Throwback Thursday: Golden Gate Bridge started construction 90 years ago today

Golden Gate Bridge
Golden Gate Bridge District photo

It was 90 years ago on Jan. 5, 1933 backed by a $35-million bond issue that construction of the Golden Gate Bridge began, with the official groundbreaking ceremonies held a month later, on Feb. 26, at the Presidio's Crissy Field.

The bridge came in under budget by $1.3 million and opened May 27, 1937. It provided an easy way for the people of San Francisco and parts south to get to Marin County and the Redwood Empire. The North Bay boomed. Three years after completion of the bridge, Marin County’s population was roughly 52,900. By 1950, Marin had grown to 85,600, and by 1960 to 146,800. In 1970, the population was 206,000.
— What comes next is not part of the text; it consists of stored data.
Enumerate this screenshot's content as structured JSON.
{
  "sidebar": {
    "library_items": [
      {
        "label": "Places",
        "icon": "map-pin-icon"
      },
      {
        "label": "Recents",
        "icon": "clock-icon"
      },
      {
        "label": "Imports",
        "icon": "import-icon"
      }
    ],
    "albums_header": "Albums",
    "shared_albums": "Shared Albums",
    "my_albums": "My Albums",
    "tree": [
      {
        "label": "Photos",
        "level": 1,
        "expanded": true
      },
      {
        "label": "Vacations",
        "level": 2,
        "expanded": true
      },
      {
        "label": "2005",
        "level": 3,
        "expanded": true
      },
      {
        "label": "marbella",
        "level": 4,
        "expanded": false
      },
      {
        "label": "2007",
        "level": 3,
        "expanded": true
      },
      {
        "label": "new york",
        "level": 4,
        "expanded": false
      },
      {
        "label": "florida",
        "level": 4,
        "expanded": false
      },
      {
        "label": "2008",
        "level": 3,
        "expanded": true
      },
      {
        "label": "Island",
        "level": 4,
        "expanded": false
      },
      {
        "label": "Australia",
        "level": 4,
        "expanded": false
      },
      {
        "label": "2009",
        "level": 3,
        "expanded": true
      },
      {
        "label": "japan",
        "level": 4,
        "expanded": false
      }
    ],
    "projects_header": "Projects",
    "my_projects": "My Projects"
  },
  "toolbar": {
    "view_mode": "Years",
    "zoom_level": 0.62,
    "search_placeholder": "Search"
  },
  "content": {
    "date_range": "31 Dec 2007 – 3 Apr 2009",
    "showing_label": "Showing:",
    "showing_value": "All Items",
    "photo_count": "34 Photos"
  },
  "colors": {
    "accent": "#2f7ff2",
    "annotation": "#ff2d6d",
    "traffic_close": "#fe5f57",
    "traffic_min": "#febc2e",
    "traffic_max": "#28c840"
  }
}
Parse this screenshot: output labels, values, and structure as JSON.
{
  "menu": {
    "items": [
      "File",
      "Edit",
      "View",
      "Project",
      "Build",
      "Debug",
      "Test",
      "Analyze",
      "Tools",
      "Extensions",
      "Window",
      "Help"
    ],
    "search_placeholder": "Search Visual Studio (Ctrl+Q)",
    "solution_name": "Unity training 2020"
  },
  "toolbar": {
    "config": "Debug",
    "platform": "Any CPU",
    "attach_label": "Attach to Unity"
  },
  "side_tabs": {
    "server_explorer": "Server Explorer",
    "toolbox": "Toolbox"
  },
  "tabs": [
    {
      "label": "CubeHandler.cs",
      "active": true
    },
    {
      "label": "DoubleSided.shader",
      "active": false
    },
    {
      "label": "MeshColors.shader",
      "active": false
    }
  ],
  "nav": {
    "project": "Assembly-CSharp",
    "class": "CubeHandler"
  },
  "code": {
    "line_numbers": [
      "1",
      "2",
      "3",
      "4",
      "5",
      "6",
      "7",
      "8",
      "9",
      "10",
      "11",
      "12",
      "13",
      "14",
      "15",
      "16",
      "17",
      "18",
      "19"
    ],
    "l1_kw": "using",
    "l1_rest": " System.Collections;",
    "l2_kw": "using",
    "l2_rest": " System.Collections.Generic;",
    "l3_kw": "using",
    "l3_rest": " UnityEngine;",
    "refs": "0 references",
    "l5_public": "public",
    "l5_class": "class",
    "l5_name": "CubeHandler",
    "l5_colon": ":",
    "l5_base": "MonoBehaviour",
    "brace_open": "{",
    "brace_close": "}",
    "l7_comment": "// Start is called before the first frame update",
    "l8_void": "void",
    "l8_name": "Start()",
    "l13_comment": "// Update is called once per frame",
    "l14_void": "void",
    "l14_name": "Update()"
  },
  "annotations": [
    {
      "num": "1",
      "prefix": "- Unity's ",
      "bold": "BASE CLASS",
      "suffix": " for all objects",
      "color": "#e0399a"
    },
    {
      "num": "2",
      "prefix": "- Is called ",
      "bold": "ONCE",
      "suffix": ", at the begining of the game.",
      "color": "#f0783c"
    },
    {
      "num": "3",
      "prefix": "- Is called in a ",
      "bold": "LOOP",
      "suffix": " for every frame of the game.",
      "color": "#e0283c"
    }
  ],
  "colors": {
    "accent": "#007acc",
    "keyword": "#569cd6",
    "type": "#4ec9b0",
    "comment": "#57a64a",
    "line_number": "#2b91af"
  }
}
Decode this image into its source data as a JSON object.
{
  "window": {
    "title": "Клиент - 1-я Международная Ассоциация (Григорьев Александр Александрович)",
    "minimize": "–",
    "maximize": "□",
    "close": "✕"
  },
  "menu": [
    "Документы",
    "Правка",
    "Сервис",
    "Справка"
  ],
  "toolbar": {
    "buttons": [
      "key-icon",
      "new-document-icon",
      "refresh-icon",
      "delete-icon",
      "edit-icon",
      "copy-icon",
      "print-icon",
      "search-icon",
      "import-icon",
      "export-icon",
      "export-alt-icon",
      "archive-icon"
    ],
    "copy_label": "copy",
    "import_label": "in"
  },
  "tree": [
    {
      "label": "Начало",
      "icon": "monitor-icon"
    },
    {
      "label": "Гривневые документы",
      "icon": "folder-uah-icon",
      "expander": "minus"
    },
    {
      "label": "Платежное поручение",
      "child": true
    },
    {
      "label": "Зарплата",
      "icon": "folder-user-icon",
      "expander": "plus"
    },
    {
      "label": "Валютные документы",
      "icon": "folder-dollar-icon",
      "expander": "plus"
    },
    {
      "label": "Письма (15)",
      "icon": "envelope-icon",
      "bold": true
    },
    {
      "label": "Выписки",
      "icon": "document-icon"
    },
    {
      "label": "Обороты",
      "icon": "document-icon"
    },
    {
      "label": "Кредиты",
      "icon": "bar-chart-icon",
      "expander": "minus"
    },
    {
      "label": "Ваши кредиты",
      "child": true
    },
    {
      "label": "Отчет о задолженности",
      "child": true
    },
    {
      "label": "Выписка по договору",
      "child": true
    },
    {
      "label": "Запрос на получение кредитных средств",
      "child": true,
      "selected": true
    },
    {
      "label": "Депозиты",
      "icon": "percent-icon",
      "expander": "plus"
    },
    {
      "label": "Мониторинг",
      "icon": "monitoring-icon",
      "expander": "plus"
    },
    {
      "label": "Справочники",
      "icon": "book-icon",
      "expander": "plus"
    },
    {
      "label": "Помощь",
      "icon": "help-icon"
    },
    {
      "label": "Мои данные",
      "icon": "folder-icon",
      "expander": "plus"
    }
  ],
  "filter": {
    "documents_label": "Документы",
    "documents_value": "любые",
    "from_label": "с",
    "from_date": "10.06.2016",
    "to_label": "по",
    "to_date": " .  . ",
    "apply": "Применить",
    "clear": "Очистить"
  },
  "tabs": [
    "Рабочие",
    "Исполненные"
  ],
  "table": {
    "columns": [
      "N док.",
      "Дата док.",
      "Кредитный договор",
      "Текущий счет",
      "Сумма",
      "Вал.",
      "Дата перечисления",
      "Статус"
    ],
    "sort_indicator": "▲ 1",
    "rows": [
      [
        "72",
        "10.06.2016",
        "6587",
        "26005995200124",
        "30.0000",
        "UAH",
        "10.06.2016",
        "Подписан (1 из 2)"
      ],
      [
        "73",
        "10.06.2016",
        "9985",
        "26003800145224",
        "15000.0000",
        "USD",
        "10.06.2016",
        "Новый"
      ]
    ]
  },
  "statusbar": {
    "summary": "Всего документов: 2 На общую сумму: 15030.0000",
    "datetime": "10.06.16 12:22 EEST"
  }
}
The idea of spanning the Golden Gate took root in 1916, although the idea had been considered earlier, according to an account from the U.S. Department of Transportation's Federal Highway Administration site. An ex-engineering student, James Wilkins, was working as a journalist with the San Francisco Bulletin when he kicked off the idea that year by calling for a suspension bridge with a center span of 3,000 feet, nearly twice the length of any in existence.

San Francisco's city engineer, Michael M. O'Shaughnessy, thought the bridge would cost up to $100 million, but he began asking bridge engineers whether they could do it for less. Joseph Strauss, a Cincinnati-born Chicagoan, knew he could.

In the wake of The Depression, the Golden Gate Bridge and Highway District had few ways to fund the span and convinced voters to authorize bond financing. But the district found that it could not sell the bonds in Depression- era markets. Strauss approached San Francisco's A. P. Giannini, founder of the Bank of America, for help. Convinced that the Bay Area needed the bridge, Giannini told Strauss, "We will take the bonds."

Upon its completion, Poet Henry May called the span, "a curve of soaring steel, graceful and confident over infinity."